Tuesday, September 27, 2011

What is in store for the US Postal Service?

On the next Your Call, we'll have a conversation about the possible closure of 3700 post offices and 120,000 workers around the country. Who will be affected? Join us at 10 or email feedback@yourcallradio.org. The post office will handle an estimated 167 billion pieces of mail this year. Is your post office on the list? What will the closure of post offices mean for your community? It's Your Call, with Rose Aguilar and you.

Guests:
Gray Brechin, the project scholar of the Living New Deal Project at UC Berkeley's Department of Geography
John Beaumont, president of the California State Association of Letter Carriers and member of the National Association of Letter Carriers

4 comments:

Anonymous said...

With online ordering folks are buying (from Amazon, for example) all manner of items that need to be shipped. How is the postal service not enjoying a huge surge in shipping revenue? I buy clothing and odd items like ink cartridges that I once drove to the store to buy. Why doesn't USPS adjust their rates to better compete with UPS and Fedex? There's a lot of business they have the might to capture.
~Fay~
San Francisco

Anonymous said...

No one is talking about bulk mail which is heavily subsidized by the other companies and people who pay full rates for postage.
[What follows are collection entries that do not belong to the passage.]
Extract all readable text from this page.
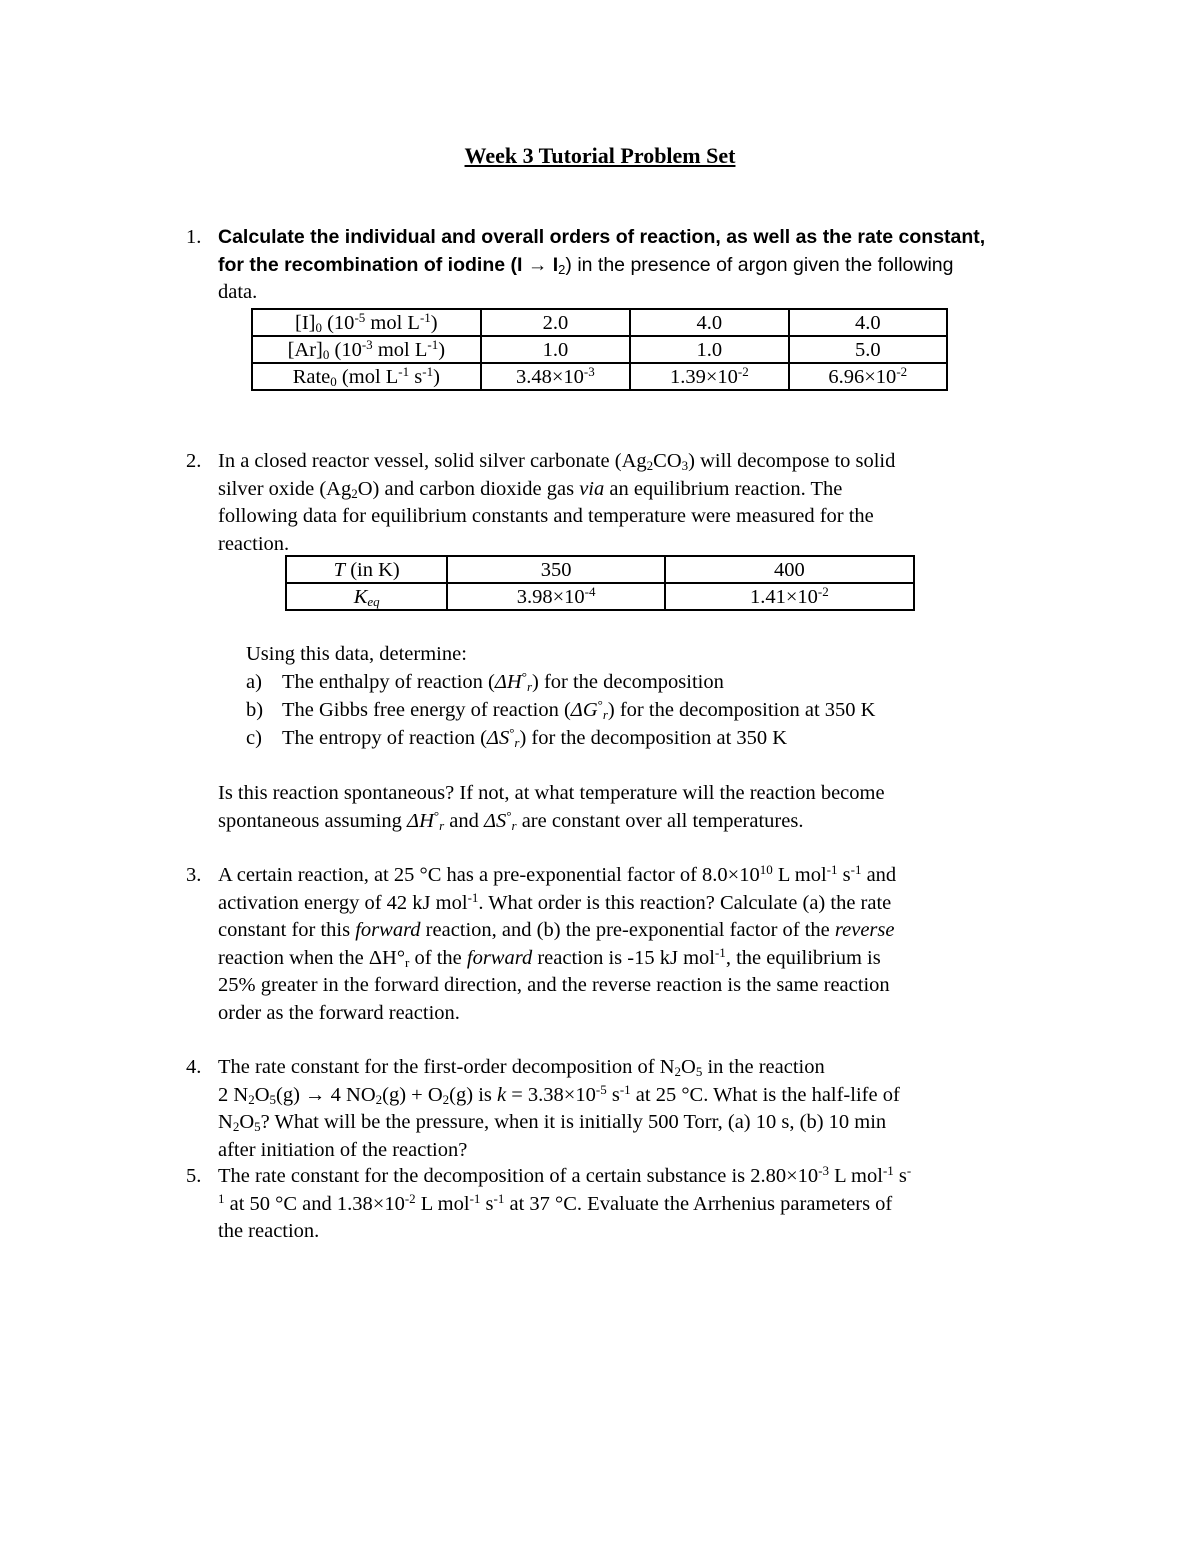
Week 3 Tutorial Problem Set
1. Calculate the individual and overall orders of reaction, as well as the rate constant,
for the recombination of iodine $(I \to I_2)$ in the presence of argon given the following
data.
$[I]_0$ ($10^{-5}$ mol $L^{-1}$)	2.0	4.0	4.0
$[Ar]_0$ ($10^{-3}$ mol $L^{-1}$)	1.0	1.0	5.0
Rate$_0$ (mol $L^{-1}$ $s^{-1}$)	$3.48\times 10^{-3}$	$1.39\times 10^{-2}$	$6.96\times 10^{-2}$
2. In a closed reactor vessel, solid silver carbonate $(Ag_2CO_3)$ will decompose to solid
silver oxide $(Ag_2O)$ and carbon dioxide gas via an equilibrium reaction. The
following data for equilibrium constants and temperature were measured for the
reaction.
T (in K)	350	400
$K_{eq}$	$3.98\times 10^{-4}$	$1.41\times 10^{-2}$
Using this data, determine:
a) The enthalpy of reaction $(\Delta H^\circ_r)$ for the decomposition
b) The Gibbs free energy of reaction $(\Delta G^\circ_r)$ for the decomposition at 350 K
c) The entropy of reaction $(\Delta S^\circ_r)$ for the decomposition at 350 K
Is this reaction spontaneous? If not, at what temperature will the reaction become
spontaneous assuming $\Delta H^\circ_r$ and $\Delta S^\circ_r$ are constant over all temperatures.
3. A certain reaction, at 25 °C has a pre-exponential factor of $8.0\times 10^{10}$ L mol$^{-1}$ $s^{-1}$ and
activation energy of 42 kJ mol$^{-1}$. What order is this reaction? Calculate (a) the rate
constant for this forward reaction, and (b) the pre-exponential factor of the reverse
reaction when the $\Delta H^\circ_r$ of the forward reaction is -15 kJ mol$^{-1}$, the equilibrium is
25% greater in the forward direction, and the reverse reaction is the same reaction
order as the forward reaction.
4. The rate constant for the first-order decomposition of $N_2O_5$ in the reaction
2 $N_2O_5(g) \to 4$ $NO_2(g) + O_2(g)$ is $k = 3.38\times 10^{-5}$ $s^{-1}$ at 25 °C. What is the half-life of
$N_2O_5$? What will be the pressure, when it is initially 500 Torr, (a) 10 s, (b) 10 min
after initiation of the reaction?
5. The rate constant for the decomposition of a certain substance is $2.80\times 10^{-3}$ L mol$^{-1}$ s-
$^1$ at 50 °C and $1.38\times 10^{-2}$ L mol$^{-1}$ $s^{-1}$ at 37 °C. Evaluate the Arrhenius parameters of
the reaction.
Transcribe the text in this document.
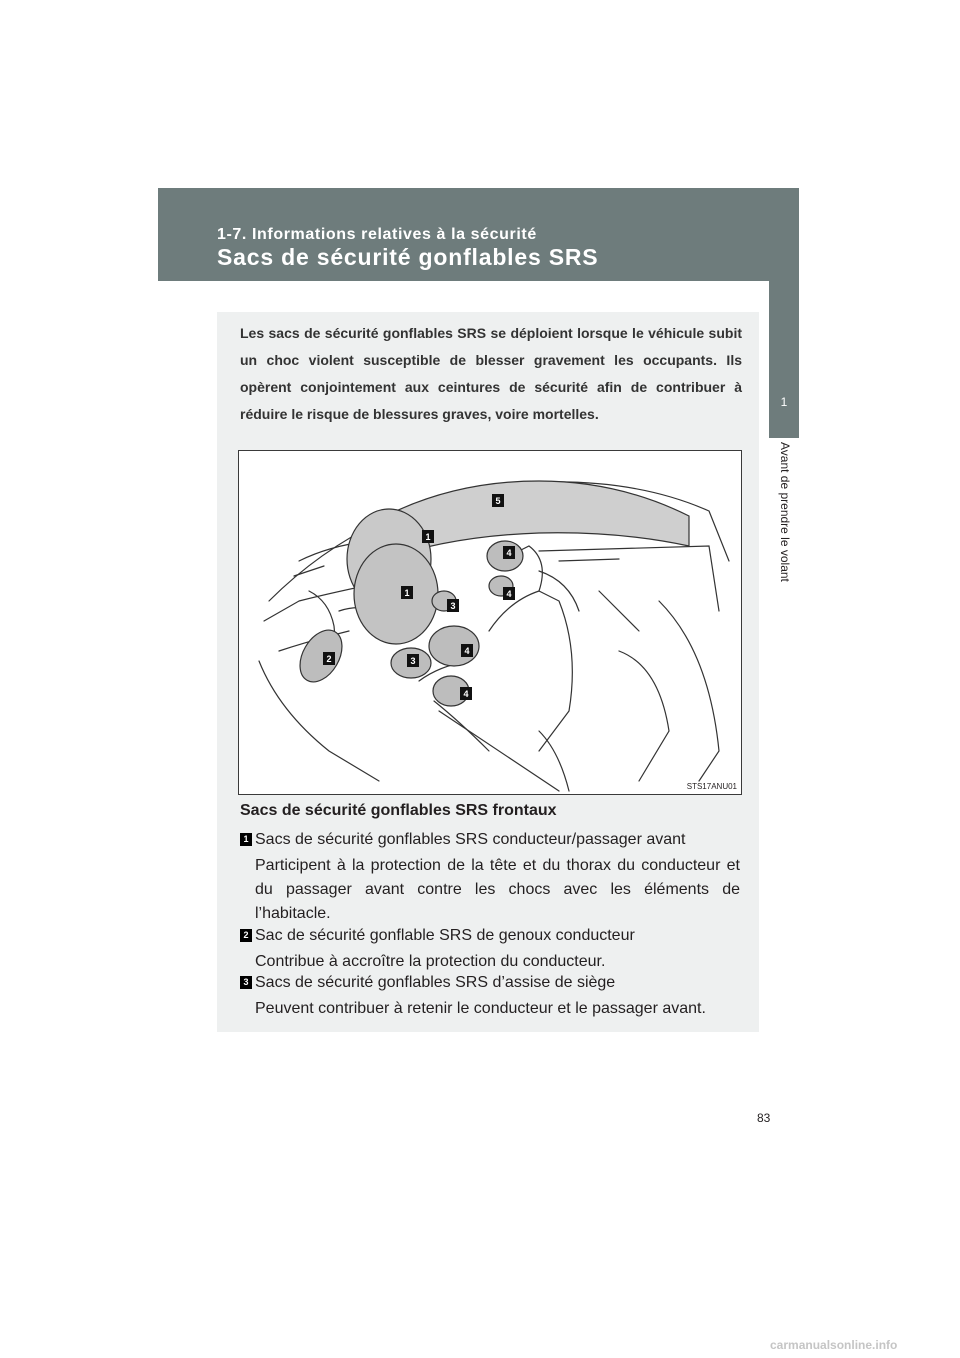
1-7. Informations relatives à la sécurité
Sacs de sécurité gonflables SRS
1
Avant de prendre le volant
Les sacs de sécurité gonflables SRS se déploient lorsque le véhicule subit un choc violent susceptible de blesser gravement les occupants. Ils opèrent conjointement aux ceintures de sécurité afin de contribuer à réduire le risque de blessures graves, voire mortelles.
5
1
4
1
3
4
2	3
4
4
STS17ANU01
Sacs de sécurité gonflables SRS frontaux
1 Sacs de sécurité gonflables SRS conducteur/passager avant
Participent à la protection de la tête et du thorax du conducteur et du passager avant contre les chocs avec les éléments de l’habitacle.
2 Sac de sécurité gonflable SRS de genoux conducteur
Contribue à accroître la protection du conducteur.
3 Sacs de sécurité gonflables SRS d’assise de siège
Peuvent contribuer à retenir le conducteur et le passager avant.
83
carmanualsonline.info
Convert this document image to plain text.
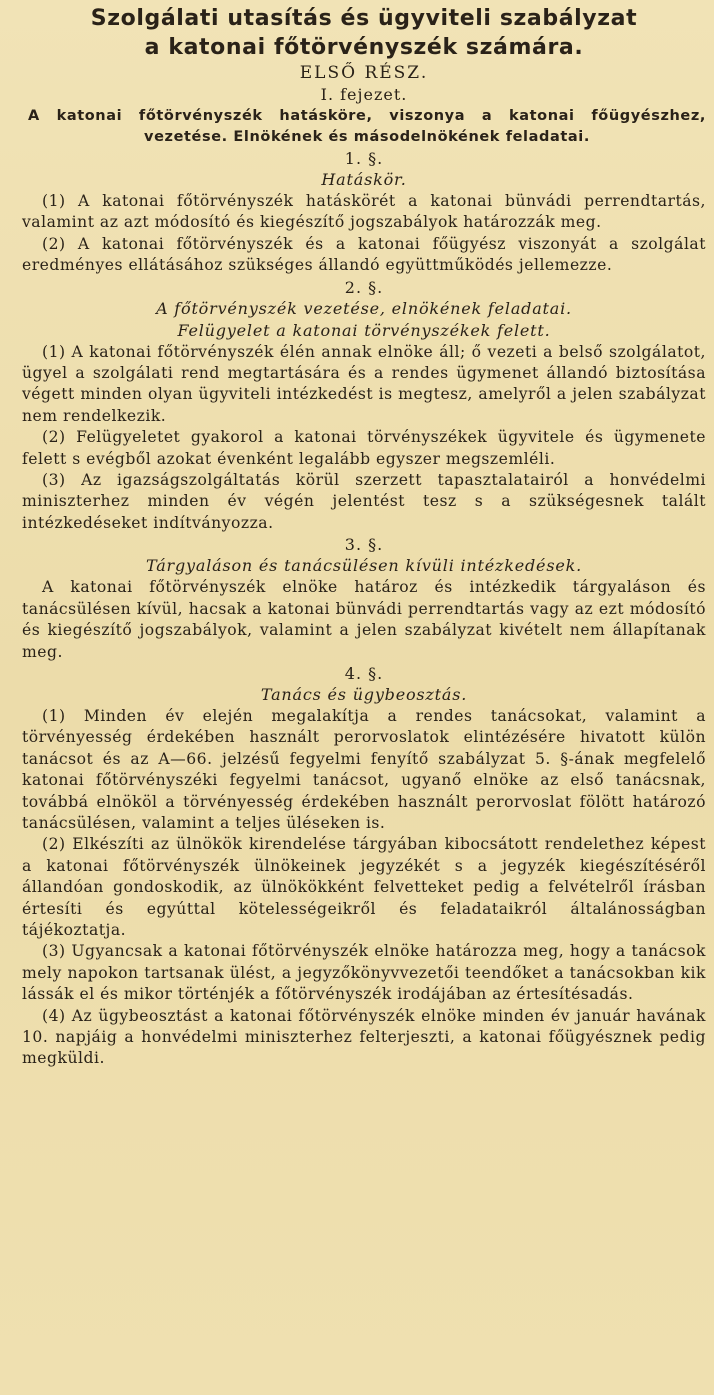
Szolgálati utasítás és ügyviteli szabályzat

a katonai főtörvényszék számára.

ELSŐ RÉSZ.

I. fejezet.

A katonai főtörvényszék hatásköre, viszonya a katonai főügyészhez, vezetése. Elnökének és másodelnökének feladatai.

1. §.

Hatáskör.

(1) A katonai főtörvényszék hatáskörét a katonai bünvádi perrendtartás, valamint az azt módosító és kiegészítő jogszabályok határozzák meg.

(2) A katonai főtörvényszék és a katonai főügyész viszonyát a szolgálat eredményes ellátásához szükséges állandó együttműködés jellemezze.

2. §.

A főtörvényszék vezetése, elnökének feladatai.

Felügyelet a katonai törvényszékek felett.

(1) A katonai főtörvényszék élén annak elnöke áll; ő vezeti a belső szolgálatot, ügyel a szolgálati rend megtartására és a rendes ügymenet állandó biztosítása végett minden olyan ügyviteli intézkedést is megtesz, amelyről a jelen szabályzat nem rendelkezik.

(2) Felügyeletet gyakorol a katonai törvényszékek ügyvitele és ügymenete felett s evégből azokat évenként legalább egyszer megszemléli.

(3) Az igazságszolgáltatás körül szerzett tapasztalatairól a honvédelmi miniszterhez minden év végén jelentést tesz s a szükségesnek talált intézkedéseket indítványozza.

3. §.

Tárgyaláson és tanácsülésen kívüli intézkedések.

A katonai főtörvényszék elnöke határoz és intézkedik tárgyaláson és tanácsülésen kívül, hacsak a katonai bünvádi perrendtartás vagy az ezt módosító és kiegészítő jogszabályok, valamint a jelen szabályzat kivételt nem állapítanak meg.

4. §.

Tanács és ügybeosztás.

(1) Minden év elején megalakítja a rendes tanácsokat, valamint a törvényesség érdekében használt perorvoslatok elintézésére hivatott külön tanácsot és az A—66. jelzésű fegyelmi fenyítő szabályzat 5. §-ának megfelelő katonai főtörvényszéki fegyelmi tanácsot, ugyanő elnöke az első tanácsnak, továbbá elnököl a törvényesség érdekében használt perorvoslat fölött határozó tanácsülésen, valamint a teljes üléseken is.

(2) Elkészíti az ülnökök kirendelése tárgyában kibocsátott rendelethez képest a katonai főtörvényszék ülnökeinek jegyzékét s a jegyzék kiegészítéséről állandóan gondoskodik, az ülnökökként felvetteket pedig a felvételről írásban értesíti és egyúttal kötelességeikről és feladataikról általánosságban tájékoztatja.

(3) Ugyancsak a katonai főtörvényszék elnöke határozza meg, hogy a tanácsok mely napokon tartsanak ülést, a jegyzőkönyvvezetői teendőket a tanácsokban kik lássák el és mikor történjék a főtörvényszék irodájában az értesítésadás.

(4) Az ügybeosztást a katonai főtörvényszék elnöke minden év január havának 10. napjáig a honvédelmi miniszterhez felterjeszti, a katonai főügyésznek pedig megküldi.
Eliminate the bulk mail rates and one also eliminates 90% of the junk mail that the postal service has to process each and every day along with the unlucky recipients of this mail.

Anonymous said...

I pay less for US Postal Service Priority Mail packages using their standard cartons than I do for UPS or Federal Express Ground and I get the carton at no charge and I get tracking information and pickup at my house at no charge as well. UPS and Federal Express charge an extra $3.00 for a pickup. UPS and Federal Express also charge more for delivery to a house than for delivery to a business address. And there are many locations where the US Postal Service will deliver a package where neither UPS or Federal Express will make the delivery at all.

Anonymous said...

I also use the postal service when I order an item through the mail. The postal service delivery is far better than UPS or Federal Express. And if miss a package delivery I can walk to my neighborhood post office to pick it up.